A crença gnóstica tem um verdadeiro panteão de seres e entidades, quase todas não-nascidas, uma mitologia própria, entre eles, o sempre mal compreendido Abraxas, aquele que nos força à busca da Gnose, segundo Jung "o criador e destruidor de seu próprio mundo, o deus e o destino do homem", e aquele que desmascara a farsa do demiurgo, o criador invejoso do Gênesis. Embora as gematrias de Abraxas tanto em grego quanto em hebraico totalizem 365, Abraxas não é um deus ou energia astrológica. Abraxas está além da astrologia. O número 365 demonstra um ano, um ciclo, uma época, o TEMPO, uma prisão. Abraxas representa a quebra dos ciclos criados pelo demiurgo, ou Saclas, identificado por Saturno, senhor dos ciclos. Abraxas corresponderia, mais corretamente, à libertação de qualquer grilhão, seja ele dos ciclos e outros, além de suas racionalizações. A melhor e mais elaborada forma de racionalização dos ciclos, é a própria astrologia, da qual devemos nos libertar um dia. Abraxas nos incita a procurar a consciência, muito além de sistemas de racionalização. A procurar não dizer o indizível.

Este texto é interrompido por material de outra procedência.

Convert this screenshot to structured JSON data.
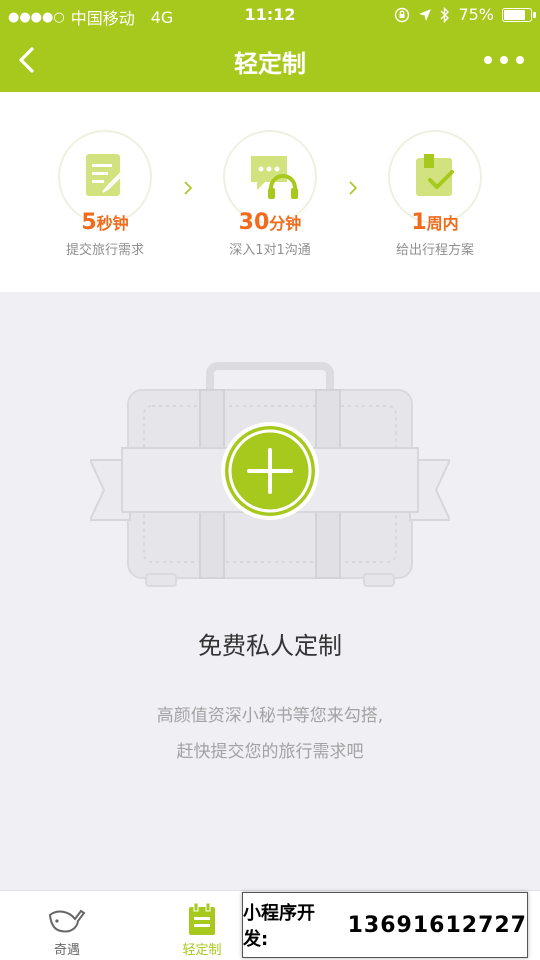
{
  "status_bar": {
    "signal_dots": "●●●●○",
    "carrier": "中国移动",
    "network": "4G",
    "time": "11:12",
    "battery_percent": "75%",
    "battery_level": 0.75
  },
  "navbar": {
    "title": "轻定制",
    "back_icon": "chevron-left-icon",
    "more_icon": "more-dots-icon"
  },
  "steps": [
    {
      "value": "5",
      "unit": "秒钟",
      "desc": "提交旅行需求",
      "icon": "edit-document-icon"
    },
    {
      "value": "30",
      "unit": "分钟",
      "desc": "深入1对1沟通",
      "icon": "chat-headphones-icon"
    },
    {
      "value": "1",
      "unit": "周内",
      "desc": "给出行程方案",
      "icon": "plan-check-icon"
    }
  ],
  "main": {
    "title": "免费私人定制",
    "subtitle_line1": "高颜值资深小秘书等您来勾搭,",
    "subtitle_line2": "赶快提交您的旅行需求吧"
  },
  "tabbar": {
    "tabs": [
      {
        "label": "奇遇",
        "icon": "whale-icon",
        "active": false
      },
      {
        "label": "轻定制",
        "icon": "calendar-icon",
        "active": true
      }
    ]
  },
  "promo": {
    "label": "小程序开发:",
    "phone": "13691612727"
  },
  "colors": {
    "brand": "#a7c91d",
    "accent_orange": "#f06b1c",
    "background": "#efeff4"
  }
}
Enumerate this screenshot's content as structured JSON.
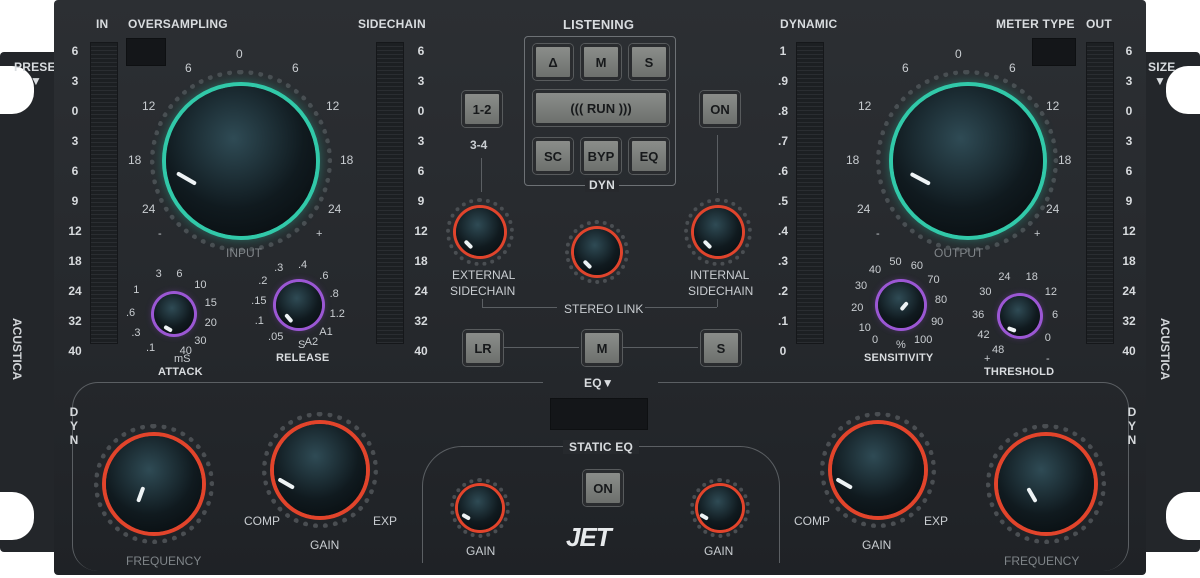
{
  "header": {
    "in": "IN",
    "oversampling": "OVERSAMPLING",
    "sidechain": "SIDECHAIN",
    "listening": "LISTENING",
    "dynamic": "DYNAMIC",
    "meter_type": "METER TYPE",
    "out": "OUT"
  },
  "side": {
    "presets": "PRESETS",
    "size": "SIZE",
    "brand": "ACUSTICA",
    "arrow": "▼"
  },
  "meters": {
    "db_scale": [
      "6",
      "3",
      "0",
      "3",
      "6",
      "9",
      "12",
      "18",
      "24",
      "32",
      "40"
    ],
    "dyn_scale": [
      "1",
      ".9",
      ".8",
      ".7",
      ".6",
      ".5",
      ".4",
      ".3",
      ".2",
      ".1",
      "0"
    ]
  },
  "listening": {
    "buttons": [
      "Δ",
      "M",
      "S"
    ],
    "run": "((( RUN )))",
    "bottom": [
      "SC",
      "BYP",
      "EQ"
    ],
    "dyn": "DYN"
  },
  "sidechain": {
    "btn_12": "1-2",
    "label_34": "3-4",
    "btn_on": "ON",
    "external": "EXTERNAL",
    "external2": "SIDECHAIN",
    "internal": "INTERNAL",
    "internal2": "SIDECHAIN",
    "stereo_link": "STEREO LINK",
    "lr": "LR",
    "m": "M",
    "s": "S",
    "eq_menu": "EQ▼"
  },
  "input_knob": {
    "label": "INPUT",
    "minus": "-",
    "plus": "+",
    "ticks_left": [
      "6",
      "12",
      "18",
      "24"
    ],
    "ticks_right": [
      "6",
      "12",
      "18",
      "24"
    ],
    "top": "0"
  },
  "output_knob": {
    "label": "OUTPUT",
    "minus": "-",
    "plus": "+",
    "ticks_left": [
      "6",
      "12",
      "18",
      "24"
    ],
    "ticks_right": [
      "6",
      "12",
      "18",
      "24"
    ],
    "top": "0"
  },
  "attack": {
    "label": "ATTACK",
    "unit": "mS",
    "ticks": [
      "3",
      "6",
      "10",
      "1",
      "15",
      ".6",
      "20",
      ".3",
      "30",
      ".1",
      "40"
    ]
  },
  "release": {
    "label": "RELEASE",
    "unit": "S",
    "ticks": [
      ".3",
      ".4",
      ".2",
      ".6",
      ".15",
      ".8",
      ".1",
      "1.2",
      ".05",
      "A1",
      "A2"
    ]
  },
  "sensitivity": {
    "label": "SENSITIVITY",
    "unit": "%",
    "ticks": [
      "50",
      "60",
      "40",
      "70",
      "30",
      "80",
      "20",
      "90",
      "10",
      "100",
      "0"
    ]
  },
  "threshold": {
    "label": "THRESHOLD",
    "plus": "+",
    "minus": "-",
    "ticks": [
      "24",
      "18",
      "30",
      "12",
      "36",
      "6",
      "42",
      "0",
      "48"
    ]
  },
  "eq": {
    "dyn_left": "DYN",
    "dyn_right": "DYN",
    "frequency": "FREQUENCY",
    "gain": "GAIN",
    "comp": "COMP",
    "exp": "EXP",
    "static_eq": "STATIC EQ",
    "on": "ON",
    "logo": "JET"
  },
  "colors": {
    "teal": "#35d0b0",
    "red": "#e2442b",
    "purple": "#a25bd9"
  }
}
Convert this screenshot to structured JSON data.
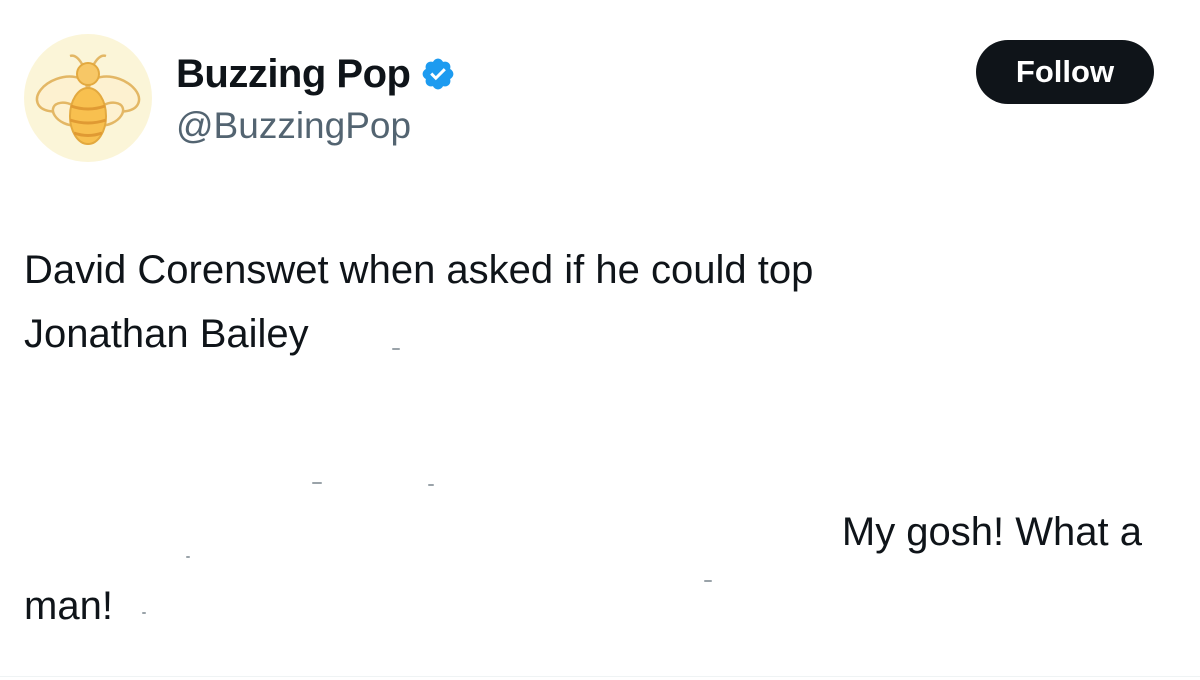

Astrólogos escravos das estrelas ? Tarólogos escravos de baralhos ? Magistas escravos de poderes ? A Gnose é o caminho da libertação. E a libertação é Abraxas.
Todo sistema apenas serve para tentar explicar ou racionalizar, tentar dar um sentido ao ilógico. O apego a sistemas não passa de uma forma de escravizar aquele que busca. E os escravos servirão.